DataAgent: Evaluating Large Language Models' Ability to Answer Zero-Shot, Natural Language Queries
Manit Mishra, Abderrahman Braham, Charles Marsom, Bryan Chung, Gavin Griffin, Dakshesh Sidnerlikar, Chatanya Sarin, Arjun Rajaram
TL;DR
This work investigates zero-shot data analysis using a Language Data Scientist (LDS) built on GPT-3.5, enhanced with an Action Plan Generator and SayCan/Chain-of-Thought prompting to extract insights from datasets. It evaluates 15 DataAgent2023 benchmark datasets with 15 queries each, reporting 74 correct answers out of 225 (32.89%), with the best performance on large datasets (~36%). The study identifies two main failure modes—incorrect code generation and token-limit constraints—and discusses future enhancements leveraging GPT-4, refleXion, episodic memory, and larger datasets to improve robustness and scalability. Overall, the results demonstrate promising potential for LLM-driven, low-level data analysis workflows and outline concrete steps to improve accuracy and applicability in real-world data science tasks.
Abstract
Conventional processes for analyzing datasets and extracting meaningful information are often time-consuming and laborious.
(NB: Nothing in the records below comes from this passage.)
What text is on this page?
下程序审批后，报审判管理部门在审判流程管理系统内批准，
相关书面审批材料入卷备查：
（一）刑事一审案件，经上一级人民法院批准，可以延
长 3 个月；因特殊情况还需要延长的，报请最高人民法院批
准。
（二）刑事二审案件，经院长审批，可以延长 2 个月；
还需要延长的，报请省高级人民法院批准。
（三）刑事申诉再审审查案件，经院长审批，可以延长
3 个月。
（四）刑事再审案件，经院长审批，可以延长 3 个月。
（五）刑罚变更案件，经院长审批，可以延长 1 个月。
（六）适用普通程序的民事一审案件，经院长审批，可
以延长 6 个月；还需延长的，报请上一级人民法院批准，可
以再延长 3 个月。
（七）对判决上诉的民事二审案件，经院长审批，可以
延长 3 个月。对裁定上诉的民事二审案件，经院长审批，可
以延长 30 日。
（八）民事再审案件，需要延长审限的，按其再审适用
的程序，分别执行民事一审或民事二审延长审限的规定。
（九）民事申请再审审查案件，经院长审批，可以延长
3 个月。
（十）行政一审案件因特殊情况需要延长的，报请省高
Previous work has identified manual, repetitive coding and data collection as major obstacles that hinder data scientists from undertaking more nuanced labor and high-level projects. To combat this, we evaluated OpenAI's GPT-3.5 as a "Language Data Scientist" (LDS) that can extrapolate key findings, including correlations and basic information, from a given dataset. The model was tested on a diverse set of benchmark datasets to evaluate its performance across multiple standards, including data science code-generation based tasks involving libraries such as NumPy, Pandas, Scikit-Learn, and TensorFlow, and was broadly successful in correctly answering a given data science query related to the benchmark dataset. The LDS used various novel prompt engineering techniques to effectively answer a given question, including Chain-of-Thought reinforcement and SayCan prompt engineering. Our findings demonstrate great potential for leveraging Large Language Models for low-level, zero-shot data analysis.